Sous les puissants projecteurs de la Seine Musicale, la virtuose haïtienne a rejeté l’accusation récurrente selon laquelle l’IA aggraverait le chômage mondial. S’appuyant sur le Future of Jobs Report 2025 du World Economic Forum (WEF), publié le 8 janvier 2025, Abigaïl Alexandre a repris des chiffres qui décrivent la place croissante de l’intelligence artificielle dans l’économie mondiale. «  L’IA ouvre aujourd’hui de nouveaux horizons », a-t-elle soutenu avec sérénité devant un public très attentif. Une position que partagent les chercheurs de McKinsey, qui estiment que les apports de l’IA contribueront, d’ici 2030, à une croissance annuelle du PIB mondial de 1,2 %. Loin de détruire les emplois, l’IA en reconfigure la nature. Si certains postes et métiers tendent à disparaître, beaucoup d’autres apparaissent en contrepartie. Ce que la jeune championne a su montrer avec clarté, c’est que la peur du chômage liée à la montée de certaines technologies, aussi compréhensible soit-elle, ne doit pas occulter les formidables opportunités que l’IA génère pour ceux qui se donnent les moyens de s’y former et de s’y adapter.

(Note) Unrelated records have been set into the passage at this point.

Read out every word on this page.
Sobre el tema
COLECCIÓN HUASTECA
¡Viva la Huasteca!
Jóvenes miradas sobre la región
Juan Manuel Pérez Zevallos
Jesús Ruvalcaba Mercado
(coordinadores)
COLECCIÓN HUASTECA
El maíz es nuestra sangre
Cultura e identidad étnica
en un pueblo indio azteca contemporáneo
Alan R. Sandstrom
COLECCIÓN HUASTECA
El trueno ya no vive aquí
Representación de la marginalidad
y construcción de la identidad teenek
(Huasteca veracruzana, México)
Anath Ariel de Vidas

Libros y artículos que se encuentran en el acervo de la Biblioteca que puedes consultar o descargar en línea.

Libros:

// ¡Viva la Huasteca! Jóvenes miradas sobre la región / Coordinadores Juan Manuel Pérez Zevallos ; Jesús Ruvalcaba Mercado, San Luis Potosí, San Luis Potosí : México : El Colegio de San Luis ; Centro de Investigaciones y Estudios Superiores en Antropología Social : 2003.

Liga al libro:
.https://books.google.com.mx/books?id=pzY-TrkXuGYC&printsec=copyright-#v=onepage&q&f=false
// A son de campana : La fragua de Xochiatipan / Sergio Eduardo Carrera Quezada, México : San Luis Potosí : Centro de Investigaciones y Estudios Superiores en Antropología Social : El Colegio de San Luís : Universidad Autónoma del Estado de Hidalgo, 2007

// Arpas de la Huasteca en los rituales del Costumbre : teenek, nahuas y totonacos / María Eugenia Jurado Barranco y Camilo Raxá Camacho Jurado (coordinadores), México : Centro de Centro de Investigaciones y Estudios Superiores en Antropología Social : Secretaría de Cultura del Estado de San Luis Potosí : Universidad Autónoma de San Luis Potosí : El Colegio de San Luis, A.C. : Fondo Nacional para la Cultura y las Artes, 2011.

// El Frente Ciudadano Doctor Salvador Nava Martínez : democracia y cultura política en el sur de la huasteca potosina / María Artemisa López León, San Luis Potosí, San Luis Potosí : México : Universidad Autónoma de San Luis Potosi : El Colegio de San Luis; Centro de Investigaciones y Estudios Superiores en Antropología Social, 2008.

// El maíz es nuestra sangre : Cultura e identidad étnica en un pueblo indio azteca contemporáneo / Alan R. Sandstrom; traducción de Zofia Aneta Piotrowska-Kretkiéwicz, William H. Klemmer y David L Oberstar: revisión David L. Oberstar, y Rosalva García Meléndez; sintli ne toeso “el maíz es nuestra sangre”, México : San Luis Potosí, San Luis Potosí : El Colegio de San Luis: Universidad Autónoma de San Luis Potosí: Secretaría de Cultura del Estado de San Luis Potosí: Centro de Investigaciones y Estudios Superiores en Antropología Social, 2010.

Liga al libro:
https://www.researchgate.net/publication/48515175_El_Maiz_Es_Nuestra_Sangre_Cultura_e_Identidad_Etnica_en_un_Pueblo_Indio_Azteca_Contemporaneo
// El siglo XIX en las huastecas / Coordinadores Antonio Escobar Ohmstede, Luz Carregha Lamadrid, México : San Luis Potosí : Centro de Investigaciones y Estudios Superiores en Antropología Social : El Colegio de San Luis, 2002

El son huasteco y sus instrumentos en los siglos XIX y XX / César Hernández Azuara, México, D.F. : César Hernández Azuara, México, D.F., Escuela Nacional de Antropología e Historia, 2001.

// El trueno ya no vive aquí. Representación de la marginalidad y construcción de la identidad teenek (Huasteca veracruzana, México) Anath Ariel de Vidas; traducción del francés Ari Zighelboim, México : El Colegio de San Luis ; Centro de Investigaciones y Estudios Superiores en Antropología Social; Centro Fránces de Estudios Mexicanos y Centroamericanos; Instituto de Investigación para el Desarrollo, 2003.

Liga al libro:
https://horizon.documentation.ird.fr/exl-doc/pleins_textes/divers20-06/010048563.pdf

L’IA comme levier d’équité sociale 

Deux exemples concrets, cités par la championne, illustrent les bénéfices tangibles de l’IA. D’une part, la plateforme de recrutement HireVue, qui privilégie la méritocratie en écartant les biais liés au genre ou aux jugements subjectifs. D’autre part, ChatGPT, dont les orientations ont permis de détecter, chez une femme de 40 ans prénommée Lorraine, deux tumeurs cancéreuses dont une détection tardive aurait pu lui être très fatale. Ces exemples ne sont pas des cas isolés. Dans plusieurs hôpitaux à travers le monde, des algorithmes d’IA analysent des milliers d’images médicales avec une précision supérieure à l’œil humain, permettant des diagnostics plus rapides et plus fiables. 

Accusée d’amplifier les fractures sociales, l’IA a trouvé en Abigaïl Alexandre une avocate résolue. Pour la championne, sa cliente est injustement mise en cause : les inégalités sont le fait des humains, qui les utilisent de manière arbitraire, non des technologies en elles-mêmes. Cela fait écho à l’importance des plateformes d’apprentissage en ligne alimentées par l’IA — telles que Khan Academy ou Coursera — qui offrent désormais un accès gratuit ou à faible coût à des formations de qualité, y compris dans des régions où les infrastructures éducatives sont défaillantes.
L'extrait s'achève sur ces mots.